Response: We have clarified the sample preparation in section 3.1 with following text:

“After lyophilisation of whole berries for 48 h on a freeze-dryer (Lyovapor™ L-300, Büchi, Flawil, Switzerland), the lyophilized blackberries were pulverized grounded with a mixer, and the samples was further lyophilized for another 48 h to total dryness. The final lyophilized sample was groundedpulverized  into a fine powder of a particle size ≤ 400 μm using a mesh sieve, vacuum-packed and stored at -20 oC and in the dark until further use.”

Reviewer 4 Report

I reviewed the article entitled " Antioxidant guided fractionation of blackberry polyphenols show synergistic role of catechins and ellagitannins", written by Katerina Tzima, Gontorn Putsakum and Dilip K. Rai.

The purpose of this manuscript is to characterize the most powerful phenolic fractions of blackberry extract using a systematic fractionation approach with flash chromatography. In addition, the authors propose a bioactive purification method that could make them useful in food applications or in the phyto-pharmaceutical industry.

 

The scientific collect is very interesting, and each paragraph is described exhaustively.

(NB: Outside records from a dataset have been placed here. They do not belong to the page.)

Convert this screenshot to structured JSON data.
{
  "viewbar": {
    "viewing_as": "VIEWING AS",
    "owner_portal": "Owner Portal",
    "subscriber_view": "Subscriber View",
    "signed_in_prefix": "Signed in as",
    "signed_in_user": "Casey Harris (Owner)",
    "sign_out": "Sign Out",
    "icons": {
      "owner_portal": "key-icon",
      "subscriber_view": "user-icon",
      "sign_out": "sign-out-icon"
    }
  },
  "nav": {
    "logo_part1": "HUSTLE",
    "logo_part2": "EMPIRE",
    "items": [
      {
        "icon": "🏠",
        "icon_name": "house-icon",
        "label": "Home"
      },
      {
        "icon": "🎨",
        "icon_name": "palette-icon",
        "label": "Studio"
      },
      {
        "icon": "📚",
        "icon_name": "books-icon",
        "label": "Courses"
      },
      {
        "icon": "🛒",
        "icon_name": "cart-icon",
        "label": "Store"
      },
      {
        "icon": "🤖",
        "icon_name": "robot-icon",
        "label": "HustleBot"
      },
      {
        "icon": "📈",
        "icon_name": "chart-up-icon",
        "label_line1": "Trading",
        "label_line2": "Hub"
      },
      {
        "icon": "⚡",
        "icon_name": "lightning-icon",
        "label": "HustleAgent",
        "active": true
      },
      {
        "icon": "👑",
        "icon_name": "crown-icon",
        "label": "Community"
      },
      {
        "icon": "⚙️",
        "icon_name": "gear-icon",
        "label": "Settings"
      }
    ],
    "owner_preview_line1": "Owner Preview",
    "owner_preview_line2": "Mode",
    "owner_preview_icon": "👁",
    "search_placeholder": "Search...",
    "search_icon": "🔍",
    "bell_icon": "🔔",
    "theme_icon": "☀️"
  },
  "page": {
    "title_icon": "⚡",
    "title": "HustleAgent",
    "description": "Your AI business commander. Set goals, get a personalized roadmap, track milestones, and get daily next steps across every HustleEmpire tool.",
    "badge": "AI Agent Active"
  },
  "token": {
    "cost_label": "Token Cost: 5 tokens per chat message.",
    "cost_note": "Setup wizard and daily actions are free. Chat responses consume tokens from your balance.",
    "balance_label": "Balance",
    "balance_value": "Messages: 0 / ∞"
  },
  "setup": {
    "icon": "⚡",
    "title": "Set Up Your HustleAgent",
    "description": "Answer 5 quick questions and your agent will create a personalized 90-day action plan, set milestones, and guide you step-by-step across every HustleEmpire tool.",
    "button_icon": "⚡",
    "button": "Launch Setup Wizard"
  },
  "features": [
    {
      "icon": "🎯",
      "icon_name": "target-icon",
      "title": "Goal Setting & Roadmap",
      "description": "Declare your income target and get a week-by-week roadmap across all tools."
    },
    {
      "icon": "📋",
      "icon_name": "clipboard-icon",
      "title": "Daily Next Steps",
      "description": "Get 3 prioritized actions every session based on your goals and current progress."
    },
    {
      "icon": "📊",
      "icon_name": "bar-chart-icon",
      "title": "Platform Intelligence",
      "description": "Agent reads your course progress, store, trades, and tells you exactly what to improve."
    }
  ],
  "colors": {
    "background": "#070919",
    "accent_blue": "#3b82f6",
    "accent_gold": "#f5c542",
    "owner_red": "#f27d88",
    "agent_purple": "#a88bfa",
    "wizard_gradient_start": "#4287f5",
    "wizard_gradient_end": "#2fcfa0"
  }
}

The results are clear and support the hypothesis of the work. The methods are well described. The conclusions contain the key message of the work.

Author Response

 

Reviewer 4

I reviewed the article entitled " Antioxidant guided fractionation of blackberry polyphenols show synergistic role of catechins and ellagitannins", written by Katerina Tzima, Gontorn Putsakum and Dilip K. Rai.

The purpose of this manuscript is to characterize the most powerful phenolic fractions of blackberry extract using a systematic fractionation approach with flash chromatography. In addition, the authors propose a bioactive purification method that could make them useful in food applications or in the phyto-pharmaceutical industry.

 The scientific collect is very interesting, and each paragraph is described exhaustively. The results are clear and support the hypothesis of the work. The methods are well described. The conclusions contain the key message of the work.

Response: We are grateful to the reviewer for the positive kind words, which shall encourage our research team to bring more exciting research findings.